The two major risks to a group are inappropriate leaders and bad ideas.

Inappropriate leaders

Leaders of groups should be intelligent, mature, reasonable, quick-witted, rational, competent, calm, cooperative, and loyal to the Traditions.

Groups should be extremely careful of who they pick for roles that require chairing, handling of money, liaison or interaction with other people or bodies (within or outside the AA structure), record-keeping, content-production, decision-making, or dispute resolution: essentially anything but manual labour.

Any sign of folly, immaturity, intemperance, slowness, emotionalism, incompetence, anxiety, a personal axe to grind, or a cavalier stance on AA principles should prompt caution. Any of these in extreme form or more than one of these in a candidate should be a red flag.

An inappropriate leader can wreck a group in months, and the damage can take years to repair.
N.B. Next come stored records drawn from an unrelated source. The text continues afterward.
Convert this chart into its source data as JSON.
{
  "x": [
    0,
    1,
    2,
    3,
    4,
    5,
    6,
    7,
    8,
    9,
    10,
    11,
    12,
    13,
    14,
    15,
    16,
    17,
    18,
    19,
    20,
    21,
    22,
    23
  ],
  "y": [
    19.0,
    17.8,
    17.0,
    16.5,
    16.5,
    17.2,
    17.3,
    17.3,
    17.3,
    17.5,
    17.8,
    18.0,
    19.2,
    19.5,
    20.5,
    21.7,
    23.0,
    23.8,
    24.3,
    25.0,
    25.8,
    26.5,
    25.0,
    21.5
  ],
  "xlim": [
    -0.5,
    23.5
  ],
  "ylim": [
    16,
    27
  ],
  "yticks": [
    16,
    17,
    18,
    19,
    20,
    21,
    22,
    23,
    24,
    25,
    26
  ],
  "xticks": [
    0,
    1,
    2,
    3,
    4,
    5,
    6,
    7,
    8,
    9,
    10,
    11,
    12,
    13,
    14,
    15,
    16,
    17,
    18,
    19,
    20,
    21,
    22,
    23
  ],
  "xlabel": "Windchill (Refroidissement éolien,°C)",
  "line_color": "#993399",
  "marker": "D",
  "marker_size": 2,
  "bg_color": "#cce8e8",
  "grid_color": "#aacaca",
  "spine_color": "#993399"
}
They are also notoriously difficult to dislodge.

Bad ideas

In principle, very bad ideas should be rejected at sight by the group conscience.
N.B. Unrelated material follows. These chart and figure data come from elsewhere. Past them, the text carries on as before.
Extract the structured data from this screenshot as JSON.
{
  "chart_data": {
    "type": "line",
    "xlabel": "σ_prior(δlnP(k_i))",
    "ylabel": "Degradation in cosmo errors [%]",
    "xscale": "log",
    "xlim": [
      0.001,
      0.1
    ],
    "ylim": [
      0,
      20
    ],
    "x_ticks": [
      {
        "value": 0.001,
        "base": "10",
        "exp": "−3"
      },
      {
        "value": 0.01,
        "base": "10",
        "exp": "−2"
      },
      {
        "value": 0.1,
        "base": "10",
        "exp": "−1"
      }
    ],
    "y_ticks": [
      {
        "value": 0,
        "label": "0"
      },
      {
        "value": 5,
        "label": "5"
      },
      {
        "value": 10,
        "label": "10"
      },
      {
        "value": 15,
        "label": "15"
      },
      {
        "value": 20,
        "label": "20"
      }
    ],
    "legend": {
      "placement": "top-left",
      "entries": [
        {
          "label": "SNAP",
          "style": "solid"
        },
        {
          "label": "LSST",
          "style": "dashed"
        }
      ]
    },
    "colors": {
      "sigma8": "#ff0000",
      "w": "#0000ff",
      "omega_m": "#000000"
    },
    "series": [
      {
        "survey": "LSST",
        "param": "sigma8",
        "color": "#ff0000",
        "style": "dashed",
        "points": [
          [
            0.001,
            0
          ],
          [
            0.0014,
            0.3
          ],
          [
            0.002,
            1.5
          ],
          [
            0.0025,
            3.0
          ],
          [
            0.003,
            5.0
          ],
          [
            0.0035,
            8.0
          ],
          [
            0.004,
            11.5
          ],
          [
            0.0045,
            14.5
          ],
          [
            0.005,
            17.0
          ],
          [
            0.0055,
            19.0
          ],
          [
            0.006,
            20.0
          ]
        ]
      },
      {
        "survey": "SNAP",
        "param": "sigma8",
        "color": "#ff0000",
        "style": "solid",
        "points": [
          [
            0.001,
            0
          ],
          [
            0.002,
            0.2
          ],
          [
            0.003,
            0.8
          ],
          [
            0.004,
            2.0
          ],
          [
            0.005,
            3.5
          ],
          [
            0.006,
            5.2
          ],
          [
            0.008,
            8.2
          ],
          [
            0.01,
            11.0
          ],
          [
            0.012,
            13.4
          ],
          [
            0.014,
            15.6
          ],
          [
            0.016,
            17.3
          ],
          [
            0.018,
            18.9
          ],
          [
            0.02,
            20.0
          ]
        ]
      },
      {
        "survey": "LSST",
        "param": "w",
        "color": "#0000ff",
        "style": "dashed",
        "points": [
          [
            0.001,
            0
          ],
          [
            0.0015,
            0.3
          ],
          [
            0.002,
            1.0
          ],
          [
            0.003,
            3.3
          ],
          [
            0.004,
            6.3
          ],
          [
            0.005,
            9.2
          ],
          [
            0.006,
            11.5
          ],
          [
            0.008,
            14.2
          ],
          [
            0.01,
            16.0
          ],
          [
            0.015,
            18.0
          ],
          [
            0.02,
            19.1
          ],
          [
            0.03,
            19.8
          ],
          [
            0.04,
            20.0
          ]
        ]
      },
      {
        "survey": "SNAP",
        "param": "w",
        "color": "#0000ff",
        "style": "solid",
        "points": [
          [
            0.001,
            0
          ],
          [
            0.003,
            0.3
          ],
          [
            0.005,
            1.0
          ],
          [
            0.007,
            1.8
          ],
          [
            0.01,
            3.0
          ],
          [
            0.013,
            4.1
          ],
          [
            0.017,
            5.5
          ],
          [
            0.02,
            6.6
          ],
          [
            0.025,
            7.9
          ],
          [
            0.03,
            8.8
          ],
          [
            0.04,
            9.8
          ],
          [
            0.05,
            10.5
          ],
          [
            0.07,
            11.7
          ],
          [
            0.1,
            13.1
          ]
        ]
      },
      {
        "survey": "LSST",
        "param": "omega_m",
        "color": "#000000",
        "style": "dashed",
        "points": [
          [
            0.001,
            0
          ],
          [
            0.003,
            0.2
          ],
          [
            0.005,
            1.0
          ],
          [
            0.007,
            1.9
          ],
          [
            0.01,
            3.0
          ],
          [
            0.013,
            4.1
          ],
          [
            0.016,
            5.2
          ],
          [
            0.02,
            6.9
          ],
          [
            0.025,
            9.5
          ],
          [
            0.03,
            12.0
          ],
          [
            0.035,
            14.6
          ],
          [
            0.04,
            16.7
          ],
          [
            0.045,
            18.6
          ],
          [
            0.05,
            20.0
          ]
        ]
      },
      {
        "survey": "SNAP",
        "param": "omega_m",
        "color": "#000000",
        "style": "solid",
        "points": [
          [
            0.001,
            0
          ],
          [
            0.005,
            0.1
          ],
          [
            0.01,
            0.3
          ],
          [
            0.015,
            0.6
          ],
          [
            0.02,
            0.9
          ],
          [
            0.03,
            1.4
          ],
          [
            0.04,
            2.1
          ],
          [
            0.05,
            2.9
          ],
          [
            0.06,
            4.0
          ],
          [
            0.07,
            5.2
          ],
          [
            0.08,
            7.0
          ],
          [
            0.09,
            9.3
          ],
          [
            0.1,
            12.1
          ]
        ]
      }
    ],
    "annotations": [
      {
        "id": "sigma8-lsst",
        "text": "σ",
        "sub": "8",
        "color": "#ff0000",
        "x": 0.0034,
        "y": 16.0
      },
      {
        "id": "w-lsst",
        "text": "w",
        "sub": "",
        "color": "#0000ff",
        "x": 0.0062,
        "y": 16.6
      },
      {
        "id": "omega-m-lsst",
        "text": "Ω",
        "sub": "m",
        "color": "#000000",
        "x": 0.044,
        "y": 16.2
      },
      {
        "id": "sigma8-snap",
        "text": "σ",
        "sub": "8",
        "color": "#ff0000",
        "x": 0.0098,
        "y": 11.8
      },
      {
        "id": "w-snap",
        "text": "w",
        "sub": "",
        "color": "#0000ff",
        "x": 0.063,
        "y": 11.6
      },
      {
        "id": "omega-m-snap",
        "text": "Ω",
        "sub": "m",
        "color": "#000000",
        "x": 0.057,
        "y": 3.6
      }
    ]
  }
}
Most ideas proposed by AA members to the group concern policing others' behaviour, promoting a personal ideology, settling a score, or otherwise bending the group to the individual's personal wishes, and groups find it hard not to incorporate members' ideas in some form, simply to avoid upsetting the individual in question. Note that almost every proposal involves the addition of something, not the removal of something. Group members do not like to appear to be 'sticks-in-the-mud', rejecting everything that comes their way (even if everything coming their way is unnecessary, petty, or otherwise foolish). Once these changes build up, the script doubles in length, and the beginning and the end of the meeting become cluttered with procedures and rituals of questionable merit.

In practice, therefore, most bad ideas are indeed taken up by groups or, on the path to their rejection, swallow time, produce discord, and disgruntle the foiled proposer.

As with bad leaders, the removal of bad script elements and rituals is more cumbersome than their adoption. Rather than grasp the nettle, groups put up with nannying scripts or performative charades for decades.

What's the solution?

Firstly, funnel potential changes through the periodic group conscience process (once a year is usually enough). Unless there is a circumstance necessitating a major discussion (e.g. a venue-related problem), redirect anyone with a Bright Idea to the group conscience process. Reserve business meetings for questions of implementation of the structure and content already agreed, not for alteration of the structure and content.

Secondly, garner written proposals (furnished with grounds that reference the traditions, concepts, or other literature) well in advance of a group conscience meeting. This prevents the opportunistic conversion of a passing feeling or gripe into a proposal. Only the most dogged of axe-grinders actually wants to commit their thoughts to paper.

Thirdly, the competent officers (see above) work with proposers to ensure that the proposals are well reasoned and well documented. Sometimes a bad idea can be turned into a good one or at least a reasonable one. Sometimes a bad idea can be presented as part of a range of alternatives. The group will usually then make the right decision, whilst the individual, even if their idea does not make it through, rightly feels that the group has thoughtfully considered their idea.

Fourthly, if there are lots of ideas (too many for a single group conscience), conduct a simple online poll amongst group members to see which ones interest people. Rank the ideas by popularity. Pick the top two, three, or four. Anything of marginal or singular interest will fail at this point. 

Fifthly, discuss at a group conscience meeting that is time-limited and scheduled away from the usual time of the meeting (if adjacent, well before not after, to avoid bored interlopers). Anything that doesn't make it into the first half-hour or hour of discussion cannot be that important.

Sixthly, vote one month later, not on the spot. This avoids rash decisions, tyranny by the minority, and unwisely going along with bad ideas to 'keep the peace'.